Adolfo Bara, managing director of Sales and Marketing of La Liga, said a new three year television deal — for the first time a centralised one and not separate club agreements — and vastly-improved production will aid the process.
The Spanish TV deal of an annual 1.6 billion euros ($1.8 billion) may be double the previous deal but it pales into insignificance when compared to the Premier League’s three-year deal of £8.3 billion ($10.75 billion, 9.6 billion euros).
Bara, who has been in the post for three years, said that it had been a crucial first step in catching the Premier League to have forced through the centralised TV deal — which he says also levels the playing field in La Liga with other clubs receiving a third of what Real Madrid and Barcelona get from the deal compared to an eighth in previous times.
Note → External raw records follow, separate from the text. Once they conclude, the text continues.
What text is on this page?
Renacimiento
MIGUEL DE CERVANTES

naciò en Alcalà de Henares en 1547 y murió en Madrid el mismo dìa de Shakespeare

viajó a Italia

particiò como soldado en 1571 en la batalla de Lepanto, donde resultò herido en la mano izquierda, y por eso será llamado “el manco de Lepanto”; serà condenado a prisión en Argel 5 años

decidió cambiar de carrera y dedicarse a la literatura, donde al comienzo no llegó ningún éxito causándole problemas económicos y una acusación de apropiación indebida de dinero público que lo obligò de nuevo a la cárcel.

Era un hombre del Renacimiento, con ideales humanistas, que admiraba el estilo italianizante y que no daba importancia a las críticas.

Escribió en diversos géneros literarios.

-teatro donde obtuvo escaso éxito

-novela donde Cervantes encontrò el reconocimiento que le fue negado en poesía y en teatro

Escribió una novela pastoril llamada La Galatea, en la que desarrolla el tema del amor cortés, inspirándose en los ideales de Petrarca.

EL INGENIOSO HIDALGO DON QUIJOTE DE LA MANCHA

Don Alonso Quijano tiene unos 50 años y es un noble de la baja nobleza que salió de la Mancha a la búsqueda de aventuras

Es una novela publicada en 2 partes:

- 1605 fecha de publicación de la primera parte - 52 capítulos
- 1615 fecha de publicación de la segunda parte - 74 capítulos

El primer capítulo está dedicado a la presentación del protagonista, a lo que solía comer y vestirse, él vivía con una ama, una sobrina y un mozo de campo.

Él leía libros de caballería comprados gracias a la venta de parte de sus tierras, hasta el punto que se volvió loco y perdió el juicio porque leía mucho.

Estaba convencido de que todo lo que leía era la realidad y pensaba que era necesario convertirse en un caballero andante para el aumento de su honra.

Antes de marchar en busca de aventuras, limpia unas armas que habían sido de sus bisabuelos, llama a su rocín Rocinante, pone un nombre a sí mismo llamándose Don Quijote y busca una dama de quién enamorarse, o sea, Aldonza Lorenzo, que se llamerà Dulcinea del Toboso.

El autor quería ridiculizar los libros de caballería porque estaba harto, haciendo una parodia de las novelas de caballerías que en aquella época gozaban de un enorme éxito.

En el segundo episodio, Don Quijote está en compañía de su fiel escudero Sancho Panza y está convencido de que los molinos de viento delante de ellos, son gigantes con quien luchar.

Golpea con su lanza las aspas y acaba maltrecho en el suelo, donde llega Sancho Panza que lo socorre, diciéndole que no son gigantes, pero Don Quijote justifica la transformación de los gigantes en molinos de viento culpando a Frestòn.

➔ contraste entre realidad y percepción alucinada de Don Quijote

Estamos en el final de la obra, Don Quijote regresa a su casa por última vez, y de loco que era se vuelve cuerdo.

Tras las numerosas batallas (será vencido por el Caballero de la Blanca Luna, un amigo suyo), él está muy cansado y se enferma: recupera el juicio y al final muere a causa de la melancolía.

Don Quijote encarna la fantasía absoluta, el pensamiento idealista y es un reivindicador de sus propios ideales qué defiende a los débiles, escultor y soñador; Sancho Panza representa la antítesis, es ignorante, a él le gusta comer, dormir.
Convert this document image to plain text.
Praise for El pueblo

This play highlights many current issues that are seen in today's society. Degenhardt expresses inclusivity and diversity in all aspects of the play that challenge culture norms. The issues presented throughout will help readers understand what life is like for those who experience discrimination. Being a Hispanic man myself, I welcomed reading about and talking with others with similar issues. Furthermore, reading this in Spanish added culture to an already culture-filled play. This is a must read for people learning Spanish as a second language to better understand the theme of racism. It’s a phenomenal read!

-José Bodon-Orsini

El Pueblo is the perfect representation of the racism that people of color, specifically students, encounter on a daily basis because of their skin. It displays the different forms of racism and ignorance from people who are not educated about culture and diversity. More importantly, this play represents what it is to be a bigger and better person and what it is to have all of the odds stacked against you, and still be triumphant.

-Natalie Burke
“The main thing is regaining control over TV rights. So we sell, and then we control, and talk to the broadcasters,” Bara said after appearing at the SoccerEx Global Football Convention in Manchester, England.
“We can impose live games, delayed games, programmes and organise convenient kick-off times for the Asian and American markets. That’s No. 1.”
Timothy Bridge, senior consultant at Deloitte’s Sports Business Group, concurred with Bara’s opinion that the television deal could be a game changer both internally and externally for the Spanish League.
“La Liga is clearly lagging behind the Premier League in terms of competitiveness on the pitch but the TV deal should make it more unpredictable than it has been,” he told AFP.
“Javier Tebas (the president of La Liga) has done a pretty remarkable job in turning round a pretty tricky situation to the benefit of everybody.
“For instance the TV rights will undoubtedly grow over future cycles, the first evidence of that will be when they go back to the market in about 18 months time.”
Bara, formerly marketing director of Real Sociedad and Espanyol, said that being in control of the TV rights also permitted La Liga to impose rules on the clubs to make their product look better on television — even down to clubs giving a new lick of paint to their stadia, painting the front three rows of the stands in their home colours or ensuring the grass looks green rather than yellow after the hot summer off-season.
“The EPL does a fantasic job in production,” said Bara. “Every game, no matter what, looks the same: fantastic. This summer we did an audio-visual rule that we imposed on all the clubs, which means about the power of lighting, the grass length and colour, the size of sponsorship (boards), making sure the fans are in the camera shot.”
Bridge, who says La Liga are also very effective at hammering home how successful they are in Europe compared to the Premier League, said while Spain could catch up in terms of quality of TV production, they would also need to change their culture in another respect.
“Where the EPL have been so successful is with 3000 away fans say travelling from Southampton to Sunderland, the length of the country,” he told AFP.
“In Spain there is no culture of that and they will have to change their mindset.
“There is a culture in England of supporting teams home and away and there is a reason why away tickets have gone down to £30.
“It adds to the atmosphere for TV, passionate away support is what people associate with.”
Bara says progress is being made and the grass may indeed be greener on the other side eventually for La Liga.
“For us, it’s very important that when someone watches a football game, they know it’s La Liga no matter which team is playing,” said Bara. “It’s going to take another year, but we will get there.”